Apenas Sniff, o único sobrevivente dos seis machos originais, agora permanecia. Por um tempo parecia que ele conseguiria sobreviver apesar de todas as probabilidades, mas sua boa sorte não resistiria. Ele foi assassinado como os outros, e depois de quatro anos e muito derramamento de sangue, a guerra terminou em 1978. Os Kasekela venceram e expandiram seu alcance para o que antes era território Kahama.
Esses ganhos territoriais não foram permanentes, no entanto. Com o desaparecimento dos Kahama, o território de Kasakela agora se aproximava diretamente do território de outra comunidade de chimpanzés, chamada Kalande. Intimidados pela força e número superiores dos Kalande, bem como algumas escaramuças violentas ao longo de sua fronteira, os Kasakela rapidamente desistiram de seu novo território. Além disso, quando voltaram para o norte, os Kasakela foram perseguidos por forrageiros Mitumba, que também superavam em número a comunidade Kasakela. Por fim, as hostilidades cessaram e a ordem regular das coisas foi restaurada.
Existe uma teoria antiga e bem conhecida na psicologia chamada "hipótese do contato". Sustenta que o contato entre dois grupos, idealmente em igualdade de status, promove tolerância e aceitação. Embora este modelo tenha sido desenvolvido especificamente para estudar o comportamento humano, ele também se aplica aqui.
Uma vez que os dois grupos se separaram e cessaram o contato, a hostilidade entre eles se intensificou e qualquer esperança de paz voou pela janela. Essa perspectiva "nós versus eles" também se reflete no comportamento humano. Embora a Guerra dos Chimpanzés de Gombe não seja exatamente idêntica à guerra humana, é surpreendentemente semelhante em brutalidade e fidelidade a uma tribo.

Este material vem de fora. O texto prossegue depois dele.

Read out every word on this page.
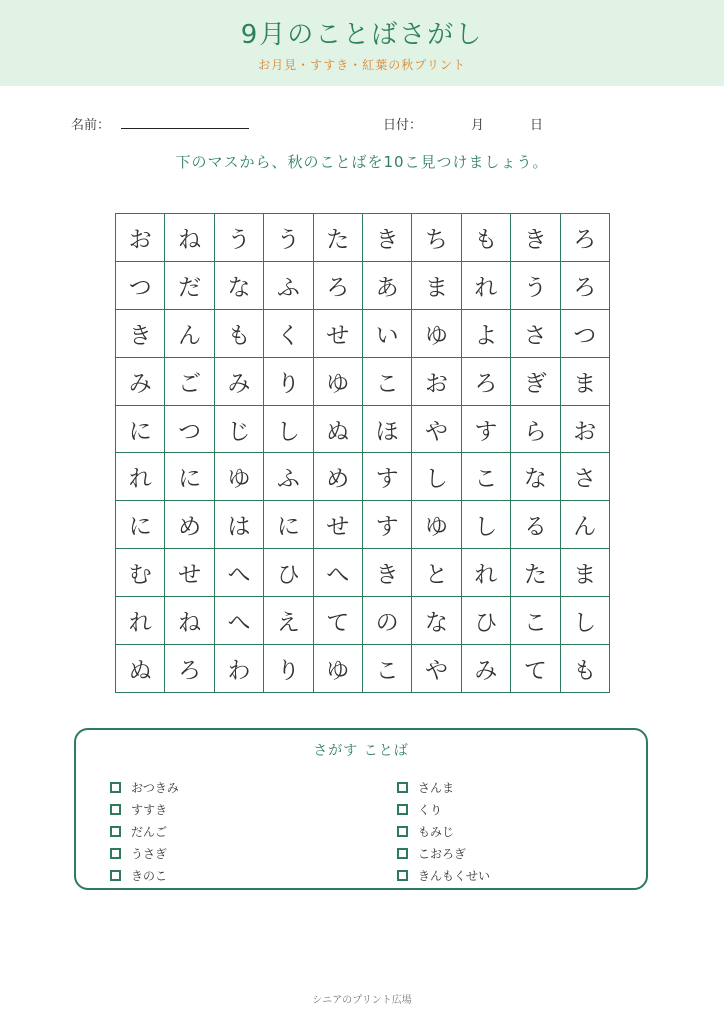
9月のことばさがし
お月見・すすき・紅葉の秋プリント
名前：	日付：	月	日
下のマスから、秋のことばを10こ見つけましょう。
お	ね	う	う	た	き	ち	も	き	ろ
つ	だ	な	ふ	ろ	あ	ま	れ	う	ろ
き	ん	も	く	せ	い	ゆ	よ	さ	つ
み	ご	み	り	ゆ	こ	お	ろ	ぎ	ま
に	つ	じ	し	ぬ	ほ	や	す	ら	お
れ	に	ゆ	ふ	め	す	し	こ	な	さ
に	め	は	に	せ	す	ゆ	し	る	ん
む	せ	へ	ひ	へ	き	と	れ	た	ま
れ	ね	へ	え	て	の	な	ひ	こ	し
ぬ	ろ	わ	り	ゆ	こ	や	み	て	も
さがす ことば
おつきみ
すすき
だんご
うさぎ
きのこ
さんま
くり
もみじ
こおろぎ
きんもくせい
シニアのプリント広場
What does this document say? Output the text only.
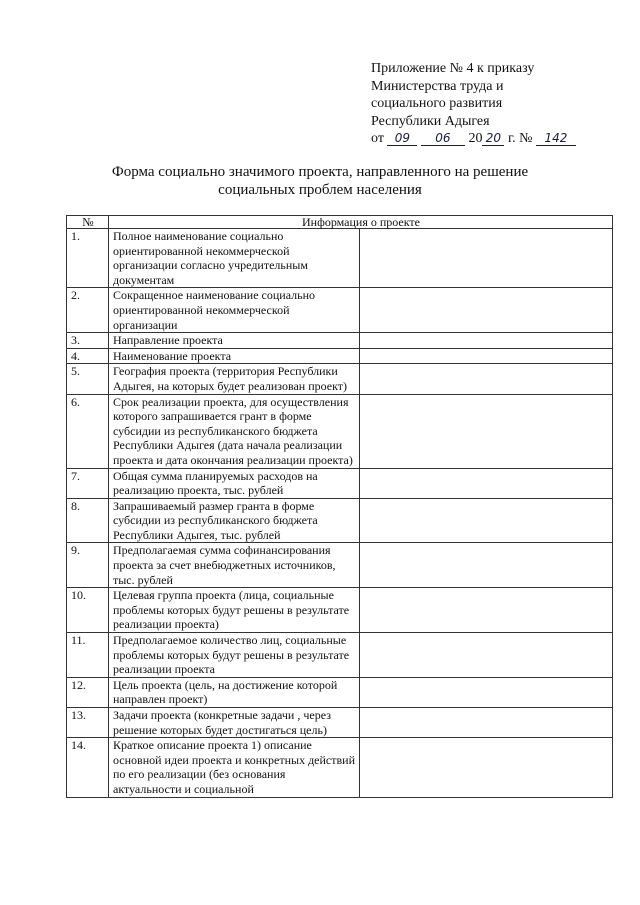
Приложение № 4 к приказу
Министерства труда и
социального развития
Республики Адыгея
от 09 06 20 20 г. № 142
Форма социально значимого проекта, направленного на решение
социальных проблем населения
№	Информация о проекте	
1.	Полное наименование социально ориентированной некоммерческой организации согласно учредительным документам	
2.	Сокращенное наименование социально ориентированной некоммерческой организации	
3.	Направление проекта	
4.	Наименование проекта	
5.	География проекта (территория Республики Адыгея, на которых будет реализован проект)	
6.	Срок реализации проекта, для осуществления которого запрашивается грант в форме субсидии из республиканского бюджета Республики Адыгея (дата начала реализации проекта и дата окончания реализации проекта)	
7.	Общая сумма планируемых расходов на реализацию проекта, тыс. рублей	
8.	Запрашиваемый размер гранта в форме субсидии из республиканского бюджета Республики Адыгея, тыс. рублей	
9.	Предполагаемая сумма софинансирования проекта за счет внебюджетных источников, тыс. рублей	
10.	Целевая группа проекта (лица, социальные проблемы которых будут решены в результате реализации проекта)	
11.	Предполагаемое количество лиц, социальные проблемы которых будут решены в результате реализации проекта	
12.	Цель проекта (цель, на достижение которой направлен проект)	
13.	Задачи проекта (конкретные задачи , через решение которых будет достигаться цель)	
14.	Краткое описание проекта 1) описание основной идеи проекта и конкретных действий по его реализации (без основания актуальности и социальной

- "Durante muitos anos eu acreditei que os chimpanzés, apesar de mostrarem semelhanças estranhas com os humanos de muitas maneiras, eram, em geral, bastante 'mais agradáveis' do que nós", disse Jane Goodall. - "De repente, descobri que sob certas circunstâncias eles poderiam ser tão brutais... eles também tinham um lado sombrio em sua natureza."
A eclosão da guerra foi um choque perturbador para Jane, que anteriormente considerava os chimpanzés, embora semelhantes aos seres humanos, bastante "mais simpáticos". Juntamente com sua observação de 1975 de infanticídio canibal por uma mulher de alto escalão na comunidade, a guerra de Gombe revelou o "lado negro" do comportamento dos chimpanzés.
Quando ela relatou os eventos da Guerra de Gombe, muitos duvidaram da história da guerra natural entre chimpanzés. Na época, os modelos científicos de comportamento humano e animal praticamente nunca se sobrepunham. Alguns cientistas a acusaram de antropomorfismo excessivo; outros sugeriram que sua presença e sua prática de alimentar os chimpanzés criaram um conflito violento em uma sociedade naturalmente pacífica.
No entanto, pesquisas posteriores usando métodos menos intrusivos confirmaram que as sociedades de chimpanzés, em seu estado natural, fazem guerra. Um estudo de 2018 publicado no American Journal of Physical Anthropology concluiu que a Guerra de Gombe foi provavelmente uma consequência de uma luta pelo poder entre três homens de alto escalão, que foi exacerbada por uma escassez incomum de mulheres férteis.
Desde a guerra em Gombe, conflitos em larga escala mais documentados entre grupos de chimpanzés foram observados na Tanzânia e em Uganda.